Continued support of the outmoded real estate scheme was in direct opposition to everything the Trust professed to believe about preservation in context. It also flew in the face of market realities. By July of 2004 virtually every other building surrounding the Post Office had been or was being renovated--all financed without the Century garage or any activity at the post office. Indeed, to the innocent passerby, the granite fortress could appear fully occupied. Meanwhile, to no avail, a second reputable developer of historic properties cautiously approached the Mayor with a mixed-use proposal for the entire Century block. A team that presented a similar unwanted alternative in 2002 had been harshly rebuffed to the point of intimidation by the city and by the politically connected development team that became the Trust's partner. That political clout extended to the State of Missouri and on to Washington D.C. where past and current members of Missouri's Congressional delegation were enlisted to advance the proposal.
The Trust often reminds its members and the media that the State Office of Historic Preservation and The Advisory Council on Historic Preservation also supported the project. But the Trust is not a regulatory agency; it is supposed to be an advocate. Citing regulatory agencies which might have performed better, but succumbed to political pressure, is a feeble rationale. So are evasive statements from the Trust insisting that their funds will go only toward work on the Post Office itself. All documents view the project as a single undertaking. National Trust subsidy to the project totaling almost $7.5 million in New Market Tax Credits allowed demolition of the Century Building to proceed in August of 2004.

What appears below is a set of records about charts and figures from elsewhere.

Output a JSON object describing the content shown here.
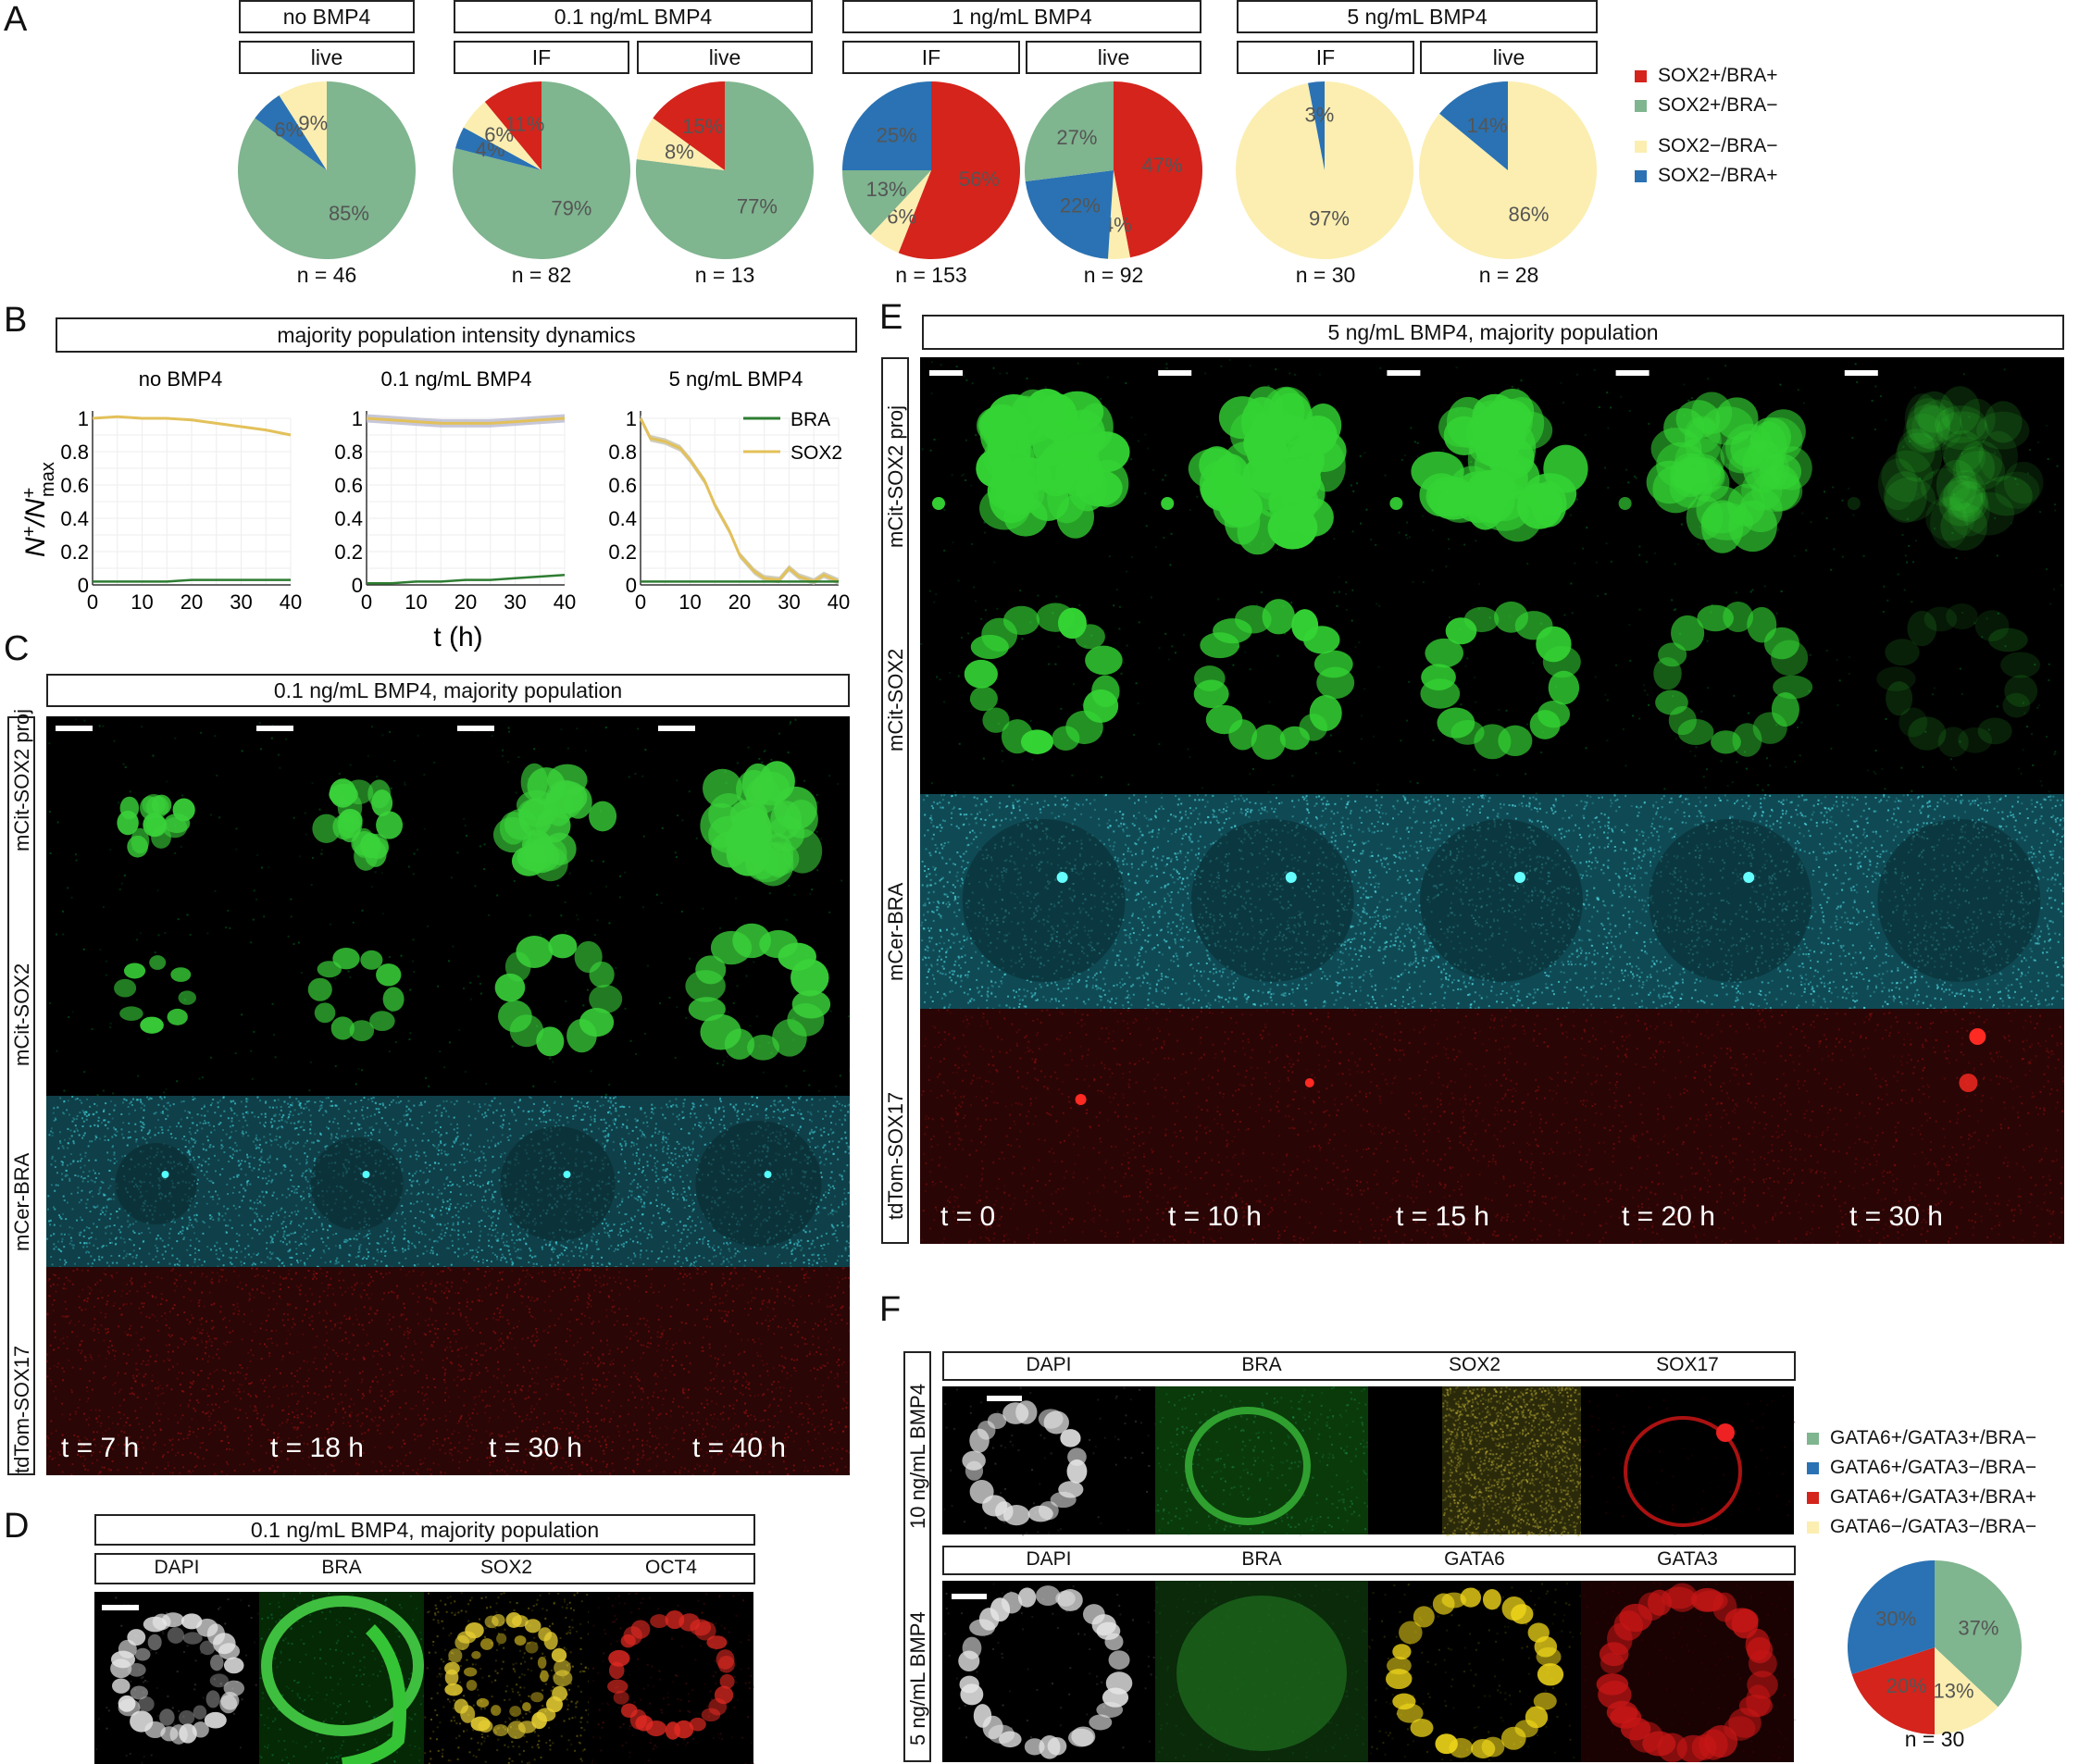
{
  "panels": {
    "A": "A",
    "B": "B",
    "C": "C",
    "D": "D",
    "E": "E",
    "F": "F"
  },
  "panelA": {
    "conditions": [
      "no BMP4",
      "0.1 ng/mL BMP4",
      "1 ng/mL BMP4",
      "5 ng/mL BMP4"
    ],
    "methods": [
      "live",
      "IF",
      "live",
      "IF",
      "live",
      "IF",
      "live"
    ],
    "pies": [
      {
        "slices": [
          {
            "cat": "SOX2+/BRA-",
            "v": 85
          },
          {
            "cat": "SOX2-/BRA+",
            "v": 6
          },
          {
            "cat": "SOX2-/BRA-",
            "v": 9
          }
        ],
        "labels": [
          "85%",
          "6%",
          "9%"
        ],
        "n": "n = 46"
      },
      {
        "slices": [
          {
            "cat": "SOX2+/BRA-",
            "v": 79
          },
          {
            "cat": "SOX2-/BRA+",
            "v": 4
          },
          {
            "cat": "SOX2-/BRA-",
            "v": 6
          },
          {
            "cat": "SOX2+/BRA+",
            "v": 11
          }
        ],
        "labels": [
          "79%",
          "4%",
          "6%",
          "11%"
        ],
        "n": "n = 82"
      },
      {
        "slices": [
          {
            "cat": "SOX2+/BRA-",
            "v": 77
          },
          {
            "cat": "SOX2-/BRA-",
            "v": 8
          },
          {
            "cat": "SOX2+/BRA+",
            "v": 15
          }
        ],
        "labels": [
          "77%",
          "8%",
          "15%"
        ],
        "n": "n = 13"
      },
      {
        "slices": [
          {
            "cat": "SOX2+/BRA+",
            "v": 56
          },
          {
            "cat": "SOX2-/BRA-",
            "v": 6
          },
          {
            "cat": "SOX2+/BRA-",
            "v": 13
          },
          {
            "cat": "SOX2-/BRA+",
            "v": 25
          }
        ],
        "labels": [
          "56%",
          "6%",
          "13%",
          "25%"
        ],
        "n": "n = 153"
      },
      {
        "slices": [
          {
            "cat": "SOX2+/BRA+",
            "v": 47
          },
          {
            "cat": "SOX2-/BRA-",
            "v": 4
          },
          {
            "cat": "SOX2-/BRA+",
            "v": 22
          },
          {
            "cat": "SOX2+/BRA-",
            "v": 27
          }
        ],
        "labels": [
          "47%",
          "4%",
          "22%",
          "27%"
        ],
        "n": "n = 92"
      },
      {
        "slices": [
          {
            "cat": "SOX2-/BRA-",
            "v": 97
          },
          {
            "cat": "SOX2-/BRA+",
            "v": 3
          }
        ],
        "labels": [
          "97%",
          "3%"
        ],
        "n": "n = 30"
      },
      {
        "slices": [
          {
            "cat": "SOX2-/BRA-",
            "v": 86
          },
          {
            "cat": "SOX2-/BRA+",
            "v": 14
          }
        ],
        "labels": [
          "86%",
          "14%"
        ],
        "n": "n = 28"
      }
    ],
    "legend": [
      {
        "label": "SOX2+/BRA+",
        "color": "#d4241c"
      },
      {
        "label": "SOX2+/BRA−",
        "color": "#7fb58f"
      },
      {
        "label": "SOX2−/BRA−",
        "color": "#fbeeb0"
      },
      {
        "label": "SOX2−/BRA+",
        "color": "#2a72b3"
      }
    ],
    "colors": {
      "SOX2+/BRA+": "#d4241c",
      "SOX2+/BRA-": "#7fb58f",
      "SOX2-/BRA-": "#fbeeb0",
      "SOX2-/BRA+": "#2a72b3"
    }
  },
  "panelB": {
    "header": "majority population intensity dynamics",
    "titles": [
      "no BMP4",
      "0.1 ng/mL BMP4",
      "5 ng/mL BMP4"
    ],
    "xlabel": "t (h)",
    "ylabel_main": "N",
    "ylabel_sup1": "+",
    "ylabel_div": "/N",
    "ylabel_sup2": "+",
    "ylabel_sub": "max",
    "legend": [
      {
        "name": "BRA",
        "color": "#2e7d32"
      },
      {
        "name": "SOX2",
        "color": "#e3c15a"
      }
    ],
    "yticks": [
      "0",
      "0.2",
      "0.4",
      "0.6",
      "0.8",
      "1"
    ],
    "xticks": [
      "0",
      "10",
      "20",
      "30",
      "40"
    ]
  },
  "chart_data": [
    {
      "type": "line",
      "title": "no BMP4",
      "xlabel": "t (h)",
      "ylabel": "N+/N+max",
      "xlim": [
        0,
        40
      ],
      "ylim": [
        0,
        1
      ],
      "x": [
        0,
        5,
        10,
        15,
        20,
        25,
        30,
        35,
        40
      ],
      "series": [
        {
          "name": "SOX2",
          "values": [
            1.0,
            1.01,
            1.0,
            1.0,
            0.99,
            0.97,
            0.95,
            0.93,
            0.9
          ]
        },
        {
          "name": "BRA",
          "values": [
            0.02,
            0.02,
            0.02,
            0.02,
            0.03,
            0.03,
            0.03,
            0.03,
            0.03
          ]
        }
      ]
    },
    {
      "type": "line",
      "title": "0.1 ng/mL BMP4",
      "xlabel": "t (h)",
      "ylabel": "N+/N+max",
      "xlim": [
        0,
        40
      ],
      "ylim": [
        0,
        1
      ],
      "x": [
        0,
        5,
        10,
        15,
        20,
        25,
        30,
        35,
        40
      ],
      "series": [
        {
          "name": "SOX2",
          "values": [
            1.0,
            0.99,
            0.98,
            0.97,
            0.97,
            0.97,
            0.98,
            0.99,
            1.0
          ]
        },
        {
          "name": "BRA",
          "values": [
            0.01,
            0.01,
            0.02,
            0.02,
            0.03,
            0.03,
            0.04,
            0.05,
            0.06
          ]
        }
      ]
    },
    {
      "type": "line",
      "title": "5 ng/mL BMP4",
      "xlabel": "t (h)",
      "ylabel": "N+/N+max",
      "xlim": [
        0,
        40
      ],
      "ylim": [
        0,
        1
      ],
      "x": [
        0,
        2,
        5,
        8,
        10,
        13,
        15,
        18,
        20,
        23,
        25,
        28,
        30,
        32,
        35,
        37,
        40
      ],
      "series": [
        {
          "name": "SOX2",
          "values": [
            1.0,
            0.88,
            0.86,
            0.82,
            0.75,
            0.62,
            0.48,
            0.32,
            0.18,
            0.08,
            0.04,
            0.03,
            0.1,
            0.05,
            0.02,
            0.06,
            0.02
          ]
        },
        {
          "name": "BRA",
          "values": [
            0.02,
            0.02,
            0.02,
            0.02,
            0.02,
            0.02,
            0.02,
            0.02,
            0.02,
            0.02,
            0.02,
            0.02,
            0.02,
            0.02,
            0.02,
            0.02,
            0.02
          ]
        }
      ]
    },
    {
      "type": "pie",
      "title": "",
      "categories": [
        "GATA6+/GATA3+/BRA−",
        "GATA6+/GATA3−/BRA−",
        "GATA6+/GATA3+/BRA+",
        "GATA6−/GATA3−/BRA−"
      ],
      "values": [
        37,
        30,
        20,
        13
      ]
    }
  ],
  "panelC": {
    "header": "0.1 ng/mL BMP4, majority population",
    "rows": [
      "mCit-SOX2 proj",
      "mCit-SOX2",
      "mCer-BRA",
      "tdTom-SOX17"
    ],
    "times": [
      "t = 7 h",
      "t = 18 h",
      "t = 30 h",
      "t = 40 h"
    ]
  },
  "panelD": {
    "header": "0.1 ng/mL BMP4, majority population",
    "channels": [
      "DAPI",
      "BRA",
      "SOX2",
      "OCT4"
    ]
  },
  "panelE": {
    "header": "5 ng/mL BMP4, majority population",
    "rows": [
      "mCit-SOX2 proj",
      "mCit-SOX2",
      "mCer-BRA",
      "tdTom-SOX17"
    ],
    "times": [
      "t = 0",
      "t = 10 h",
      "t = 15 h",
      "t = 20 h",
      "t = 30 h"
    ]
  },
  "panelF": {
    "row1_label": "10 ng/mL BMP4",
    "row2_label": "5 ng/mL BMP4",
    "row1_channels": [
      "DAPI",
      "BRA",
      "SOX2",
      "SOX17"
    ],
    "row2_channels": [
      "DAPI",
      "BRA",
      "GATA6",
      "GATA3"
    ],
    "legend": [
      {
        "label": "GATA6+/GATA3+/BRA−",
        "color": "#7fb58f"
      },
      {
        "label": "GATA6+/GATA3−/BRA−",
        "color": "#2a72b3"
      },
      {
        "label": "GATA6+/GATA3+/BRA+",
        "color": "#d4241c"
      },
      {
        "label": "GATA6−/GATA3−/BRA−",
        "color": "#fbeeb0"
      }
    ],
    "pie_labels": [
      "37%",
      "30%",
      "20%",
      "13%"
    ],
    "n": "n = 30"
  }
}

So, what did we lose? The ten-story Century Building was an enormous undertaking for its time. Writing just weeks before demolition got underway, former St. Louis Post-Dispatch architecture critic Bob Duffy stated: "It is not an ordinary 19th century commercial building. The marble-finished exterior is elegantly proportioned and intelligently ornamented. While perhaps not as mythologically rich as its formidable federal neighbor to the east, it is considerably more graceful and inviting. To say that both deserve to be preserved is only to state the obvious." The obvious did not prevail.
Toward the end of the saga, Dick Moe reiterated his claim that the Trust had tried hard to dissuade the city from its plans and that someone else should attempt to change the intransigent political will. But it ultimately was the Trust that held the winning cards. Why didn't the National Trust for Historic Preservation use its intellect, its experience, its reputation, its local preservation partner and especially its tax credits to broker a far better project-one that would have reused both the Old Post Office and the Century Building?